Specificity, Selectivity, or True negative rate (TNR)

Specificity is the probability of a negative result (non-event) or how well a model can predict true negatives (non-events).

Splitting

Splitting is a process of dividing a node into two or more sub-nodes.

Splitting criterion

Splitting criterion is a measure used to evaluate and select the best predictor to split the data at each node of the tree. It is a measure of impurity or variance reduction.

Stacking

Stacking (stacked generalization) is a more complex ensemble technique that combines the predictions of multiple base learners by training a meta-model on their outputs.

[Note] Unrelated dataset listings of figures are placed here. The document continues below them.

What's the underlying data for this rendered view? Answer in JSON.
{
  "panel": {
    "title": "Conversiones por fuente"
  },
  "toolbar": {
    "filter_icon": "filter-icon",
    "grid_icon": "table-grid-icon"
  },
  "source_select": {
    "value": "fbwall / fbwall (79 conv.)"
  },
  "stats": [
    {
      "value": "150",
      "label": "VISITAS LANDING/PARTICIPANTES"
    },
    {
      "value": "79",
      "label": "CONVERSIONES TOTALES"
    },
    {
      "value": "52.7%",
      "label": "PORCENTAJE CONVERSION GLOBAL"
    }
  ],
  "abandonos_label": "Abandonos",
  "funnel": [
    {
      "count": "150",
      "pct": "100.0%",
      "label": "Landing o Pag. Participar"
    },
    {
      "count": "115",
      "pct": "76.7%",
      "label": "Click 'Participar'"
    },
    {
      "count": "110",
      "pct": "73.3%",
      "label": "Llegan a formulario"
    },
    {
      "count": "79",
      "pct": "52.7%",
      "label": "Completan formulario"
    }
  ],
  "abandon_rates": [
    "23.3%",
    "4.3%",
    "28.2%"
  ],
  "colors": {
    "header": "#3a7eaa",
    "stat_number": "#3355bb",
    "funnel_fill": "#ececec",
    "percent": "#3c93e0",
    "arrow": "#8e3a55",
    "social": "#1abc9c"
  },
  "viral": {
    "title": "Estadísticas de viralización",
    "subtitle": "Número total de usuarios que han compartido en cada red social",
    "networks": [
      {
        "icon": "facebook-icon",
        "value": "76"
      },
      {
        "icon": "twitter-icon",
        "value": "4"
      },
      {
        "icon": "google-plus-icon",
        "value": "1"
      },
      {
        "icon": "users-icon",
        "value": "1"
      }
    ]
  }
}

The meta-model learns to weigh the predictions of individual models effectively.

Standardized regression coefficient (beta)

Standardized regression coefficient is a measure used in linear regression to quantify the relationship between a predictor and the target variable after standardizing both variables to a common scale. Standardized coefficients range between 0 and 1 and are measured using the same scale in all cases via standard deviation.

Stepwise method

Stepwise method is an iterative variable selection method used in data mining to identify the most relevant subset of variables for a predictive model.

Stochastic Gradient Boosting

Stochastic Gradient Boosting (SGB) is a variant of the traditional gradient boosting algorithm that introduces randomness during the training process. It combines the concepts of gradient boosting and stochastic learning to enhance the model’s generalizability and reduce the risk of overfitting.

Stratified sampling

Stratified sampling is a sampling method where the population is divided into distinct subgroups or strata, and a random sample is drawn from each stratum to ensure representation of different characteristics within the overall population.

Sum of Squared Total (SST)

SST measures total variance, which is how far the data are from the mean.

Supervised learning

A machine learning approach for structured data, in which a model is trained from labeled data to make predictions of a pre-defined target variable.

Systematic random sampling

Systematic sampling is a sampling method where every nth member is selected from the population after randomly choosing a starting point, ensuring equal and consistent spacing between selected samples.